The European Register of Marine Species (ERMS [12]) is an authoritative taxonomic check-list of species that are found in all European marine environments (the all-taxon marine species inventory from the Canaries and Azores to Greenland and north west Russia, towards the Mediterranean sea and the Baltic Sea), from the deep sea, all continental shelf areas and up to the splash zone above the high tide mark, and in estuaries, down to 0.5 psu salinity. During 1997–1999, ERMS was published on the internet and subsequently as a book, containing a list of about 30,000 marine species of the kingdoms Animalia, Plantae, Fungi and Protoctista occurring in the European marine environment [13]. It is projected that this marine species inventory will be used as the standard reference and technological tool for marine research and for management of the marine environment in Europe.

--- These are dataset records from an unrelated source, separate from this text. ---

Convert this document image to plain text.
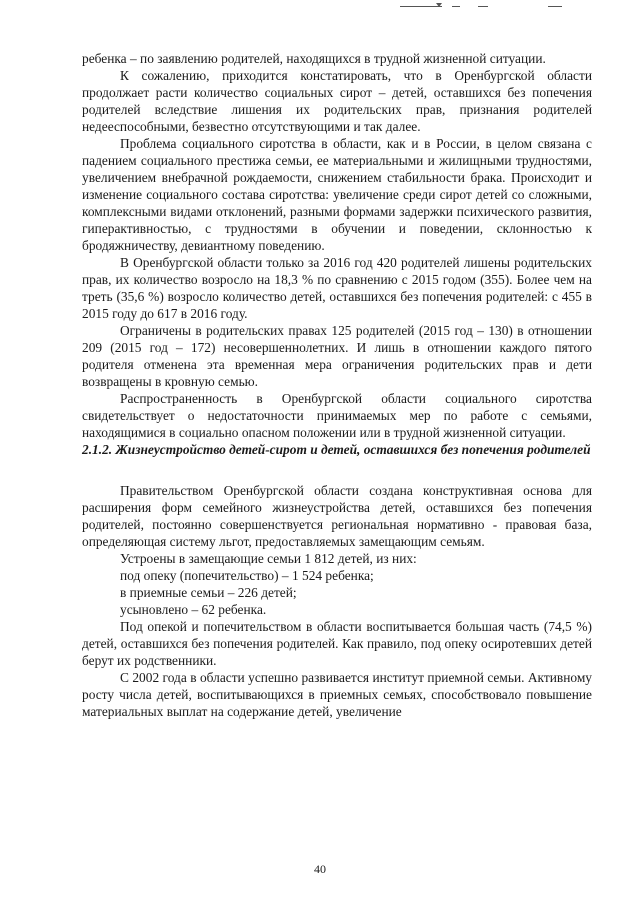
ребенка – по заявлению родителей, находящихся в трудной жизненной ситуации.

К сожалению, приходится констатировать, что в Оренбургской области продолжает расти количество социальных сирот – детей, оставшихся без попечения родителей вследствие лишения их родительских прав, признания родителей недееспособными, безвестно отсутствующими и так далее.

Проблема социального сиротства в области, как и в России, в целом связана с падением социального престижа семьи, ее материальными и жилищными трудностями, увеличением внебрачной рождаемости, снижением стабильности брака. Происходит и изменение социального состава сиротства: увеличение среди сирот детей со сложными, комплексными видами отклонений, разными формами задержки психического развития, гиперактивностью, с трудностями в обучении и поведении, склонностью к бродяжничеству, девиантному поведению.

В Оренбургской области только за 2016 год 420 родителей лишены родительских прав, их количество возросло на 18,3 % по сравнению с 2015 годом (355). Более чем на треть (35,6 %) возросло количество детей, оставшихся без попечения родителей: с 455 в 2015 году до 617 в 2016 году.

Ограничены в родительских правах 125 родителей (2015 год – 130) в отношении 209 (2015 год – 172) несовершеннолетних. И лишь в отношении каждого пятого родителя отменена эта временная мера ограничения родительских прав и дети возвращены в кровную семью.

Распространенность в Оренбургской области социального сиротства свидетельствует о недостаточности принимаемых мер по работе с семьями, находящимися в социально опасном положении или в трудной жизненной ситуации.

2.1.2. Жизнеустройство детей-сирот и детей, оставшихся без попечения родителей

Правительством Оренбургской области создана конструктивная основа для расширения форм семейного жизнеустройства детей, оставшихся без попечения родителей, постоянно совершенствуется региональная нормативно - правовая база, определяющая систему льгот, предоставляемых замещающим семьям.

Устроены в замещающие семьи 1 812 детей, из них:

под опеку (попечительство) – 1 524 ребенка;

в приемные семьи – 226 детей;

усыновлено – 62 ребенка.

Под опекой и попечительством в области воспитывается большая часть (74,5 %) детей, оставшихся без попечения родителей. Как правило, под опеку осиротевших детей берут их родственники.

С 2002 года в области успешно развивается институт приемной семьи. Активному росту числа детей, воспитывающихся в приемных семьях, способствовало повышение материальных выплат на содержание детей, увеличение

40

Until recently, the standardized methodologies available for biological monitoring and management in the marine environments, primarily for practitioners, were restricted to traditional morphological taxonomy, tedious and time-consuming methodologies that require the involvement of expert taxonomists with skills that can only be attained via years of practice. This line of analyses is currently being replaced by molecular approaches such as DNA barcoding, environmental DNA (eDNA) and metabarcoding [5, 14–17]. For these approaches, it is of special interest to identify gaps in already existing or developing DNA barcode reference libraries, primarily those that are pertinent in the context of the EU Water Framework Directive (WFD) and the Marine Strategy Framework Directive (MSFD). A recent global study on this perspective [5] has revealed that the barcoding coverage varies strongly among taxonomic groups, and among geographic regions, pointing to many missing species and imperfect data (e.g., errors in species identification, discordance among taxonomists) that are relevant to monitoring and highlighted the needs for improving quality assurance of the barcode reference libraries.
Following Weigand et al. [5] global analysis, we aim here to investigate potential gaps in already DNA barcoded organisms (based on publicly available data in BoLD database) listed in two reference libraries of the ERMS inventory. We discuss the necessity of quality control (QC) when building and curating a barcode reference library, and provide recommendations for filling the gaps in the barcode library of European aquatic taxa.